La princesse Cītai suit son époux Rāmaṉ dans son exil en forêt. Malgré des conditions de vie éprouvantes, elle conserve sa beauté qui séduit l’asura Rāvaṇaṉ, le pousse à la capturer puis à la courtiser avec assiduité, en vain. Après l’avoir délivrée, Rāmaṉ consent à ce qu’elle subisse l’épreuve du feu afin de prouver à son peuple qu’elle est restée chaste durant sa longue captivité dans le palais de Rāvaṇaṉ. Vers la fin de Patiṉāṉku ampukaḷ, Cukirtarāṇi donne la parole à Cītai qui, après avoir décrit la préparation du bûcher, s’adresse à Rāmaṉ : « Face à celui‑là qui a tendu l’arc divin / Et m’ordonne de plonger dans le feu puis d’en sortir » (tīyiliṟaṅkik karaiyērac collum / villēntiya avaṉiṭam) : la princesse semble accepter l’épreuve en épouse vertueuse, sûre de sortir victorieuse et belle du feu, mais les vers suivants contredisent cette soumission.

Ces exemples mettent en lumière, par des procédés stylistiques variés, l’inanité du carcan patriarcal de l’épouse idéale, sa contestation et son rejet.

Cukirtarāṇi et Umā Ṣakti donnent à voir la vulve, synecdoque du corps de Cītai, comme un symbole de transgression et une expression des aspirations des femmes.

Valorisation de la vulve et du désir féminin

Dans Patiṉāṉku ampukaḷ, Cītai valorise son organe sexuel, d’une part, en le désignant par le substantif littéraire « yōṉi » (emprunté au sanskrit), d’autre part, en le personnifiant par l’attribution du rôle d’entité active incarnant le pouvoir de trangression : kāppuṭaitta eṉ yōṉiyiliruntu (« De ma vulve qui a brisé l’interdit »). Le locatif yōṉiyiliruntu en fin de vers crée une attente en cohérence avec la révélation de l’infidélité de Cītai19 : elle se prépare certainement à avouer qu’elle accouchera de l’enfant de Rāvaṇaṉ, donc elle doit accepter la répudiation. Or, les trois vers conclusifs exposent sa déclaration inattendue, fantastique, épique, d’une implacable ironie. Certes, les « quatorze flèches », figurant dès le titre, renvoient à celles de Rāmaṉ tuant chacun des quatorze chefs de l’armée adverse, mais le discours vengeur de Cītai tend à humilier le héros épique en suggérant que les flèches surgies de la vulve le visent. La suite confère au sang menstruel une puissance cosmique, destructrice du feu purificateur préparé pour consumer l’épouse indigne et impudique car, en se vantant publiquement de n’avoir pas sauvegardé sa chasteté, elle détruit l’ordre social. Cukirtarāṇi laisse imaginer un combat épique : à la vulve hérissée de flèches magiques devront faire face ceux qui ont dressé le bûcher, font mugir de puissants tambours mais apparaissent ridicules et démunis devant l’héroïne. Le sang déversé sur « l’immense brasier » atteint une dimension cosmique élevant au rang de déesse celle qui, après avoir refusé d’incarner la vertu, a réussi à transformer sa condition de captive en source de plaisir.

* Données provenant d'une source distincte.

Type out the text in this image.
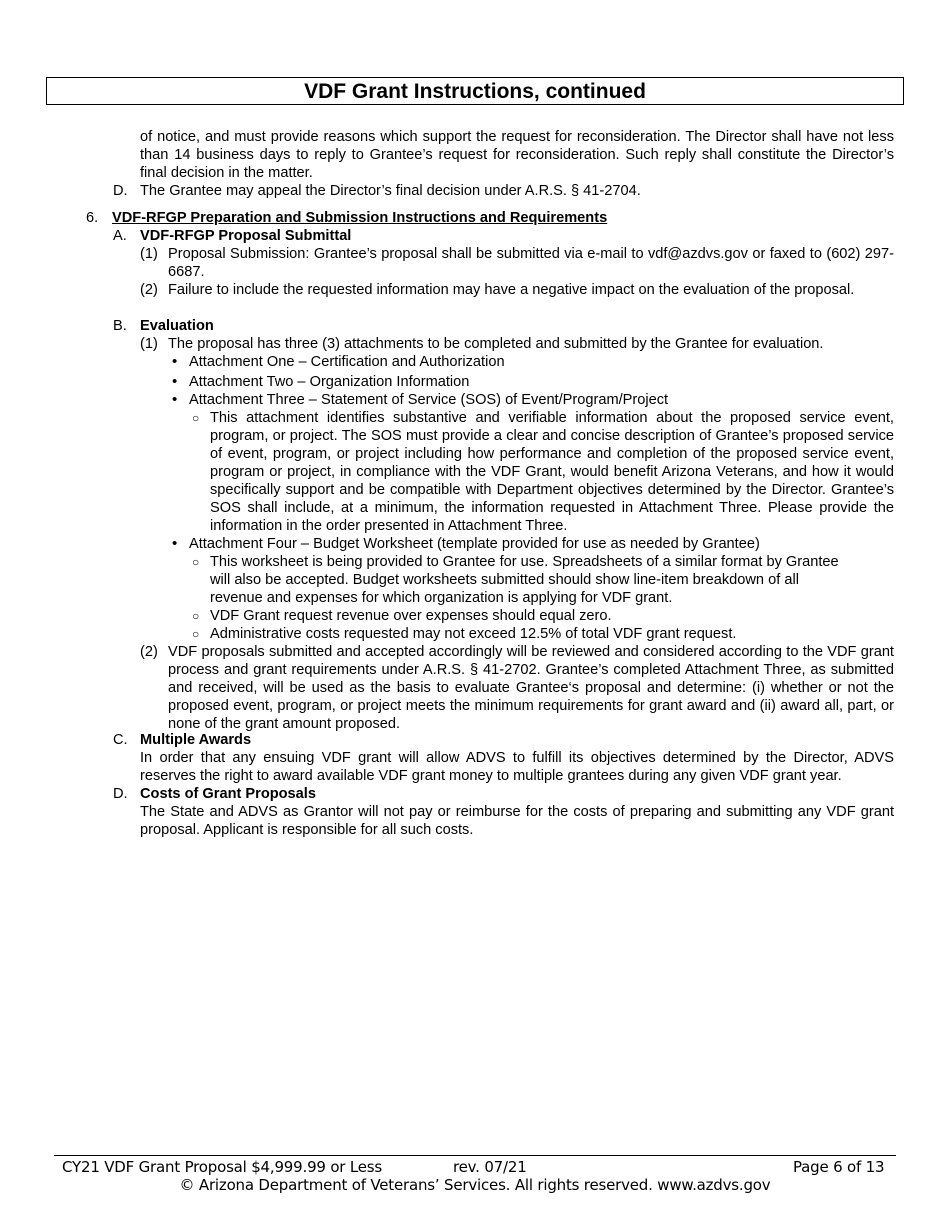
VDF Grant Instructions, continued
of notice, and must provide reasons which support the request for reconsideration. The Director shall have not less than 14 business days to reply to Grantee’s request for reconsideration. Such reply shall constitute the Director’s final decision in the matter.
D. The Grantee may appeal the Director’s final decision under A.R.S. § 41-2704.
6. VDF-RFGP Preparation and Submission Instructions and Requirements
A. VDF-RFGP Proposal Submittal
(1) Proposal Submission: Grantee’s proposal shall be submitted via e-mail to vdf@azdvs.gov or faxed to (602) 297-6687.
(2) Failure to include the requested information may have a negative impact on the evaluation of the proposal.
B. Evaluation
(1) The proposal has three (3) attachments to be completed and submitted by the Grantee for evaluation.
• Attachment One – Certification and Authorization
• Attachment Two – Organization Information
• Attachment Three – Statement of Service (SOS) of Event/Program/Project
○ This attachment identifies substantive and verifiable information about the proposed service event, program, or project. The SOS must provide a clear and concise description of Grantee’s proposed service of event, program, or project including how performance and completion of the proposed service event, program or project, in compliance with the VDF Grant, would benefit Arizona Veterans, and how it would specifically support and be compatible with Department objectives determined by the Director. Grantee’s SOS shall include, at a minimum, the information requested in Attachment Three. Please provide the information in the order presented in Attachment Three.
• Attachment Four – Budget Worksheet (template provided for use as needed by Grantee)
○ This worksheet is being provided to Grantee for use. Spreadsheets of a similar format by Grantee
will also be accepted. Budget worksheets submitted should show line-item breakdown of all
revenue and expenses for which organization is applying for VDF grant.
○ VDF Grant request revenue over expenses should equal zero.
○ Administrative costs requested may not exceed 12.5% of total VDF grant request.
(2) VDF proposals submitted and accepted accordingly will be reviewed and considered according to the VDF grant process and grant requirements under A.R.S. § 41-2702. Grantee’s completed Attachment Three, as submitted and received, will be used as the basis to evaluate Grantee‘s proposal and determine: (i) whether or not the proposed event, program, or project meets the minimum requirements for grant award and (ii) award all, part, or none of the grant amount proposed.
C. Multiple Awards
In order that any ensuing VDF grant will allow ADVS to fulfill its objectives determined by the Director, ADVS reserves the right to award available VDF grant money to multiple grantees during any given VDF grant year.
D. Costs of Grant Proposals
The State and ADVS as Grantor will not pay or reimburse for the costs of preparing and submitting any VDF grant proposal. Applicant is responsible for all such costs.
CY21 VDF Grant Proposal $4,999.99 or Less	rev. 07/21	Page 6 of 13
© Arizona Department of Veterans’ Services. All rights reserved. www.azdvs.gov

Umā Ṣakti décrit, aux vers 9 à 17 de Mutal tiṟappu, l’union sexuelle de Cītai20 avec Rāmaṉ21. La vulve est évoquée, au vers 13, par la synecdoque avaḷ uṭal (« son corps »), précédée de l’analogie īranilameṉa (« comparable à une terre humide22 »), métamorphosant Cītai en terre fertile, prête à accueillir la semence. Puis, la périphrase finale de l’origine du monde et de la vie ātiyiṭattil (« là où tout commence ») glorifie le pouvoir sacré de cette vulve patiemment conquise par « un bel homme » digne de la belle propriétaire d’un champ (ou d’un territoire). La succession de ces tropes variés exalte la beauté et l’omnipotence de l’organe féminin, inépuisable source de désir sexuel et de volupté (kāmam23 au v. 14). Umā Ṣakti met ici en scène une femme en apparence victime d’un conquérant qui s’installe chez elle. Or si dès le début l’épithète admirative aḻakāṉa (« beau ») manifeste la perception féminine du charme masculin, la belle ne cède aux instances du conquérant qu’après les longs et patients efforts de séduction déployés par celui qu’elle désire secrètement. La comédie de l’amoureux transi (pas seulement à cause de la froidure des « jours de vent humide », mais aussi de la résistance de l’aimée), le discours amoureux hyperbolique, les caresses délicates des « doigts devenus papillons » dévoilent les aspirations de l’amante. Le récit poétique de la conquête de cette femme anonyme, figure de Cītai amoureuse de Rāmaṉ au premier regard dans l’épopée, pourrait se lire comme un code de bonne conduite dans les relations amoureuses, code valable pour les deux partenaires24. Le passage du sens concret de nilam (v. 2) au sens métaphorique de « terre humide » (v. 13) indique l’évolution de la relation entre les amants et invite à considérer que la femme, quelle que soit sa condition sociale (princesse ou paysanne), n’est ni un objet à acquérir pour le seul bénéfice et la seule jouissance d’un maître, ni l’incarnation de la notion de kaṟpu, c’est fondamentalement un être qui aspire à l’attention, à la tendresse, aux caresses, à l’amour et au plaisir sexuel tout autant qu’un homme. C’est aussi ce que revendique la locutrice de Tacaticai erittuc cirikkum cittiram à la fin des première et dernière strophes.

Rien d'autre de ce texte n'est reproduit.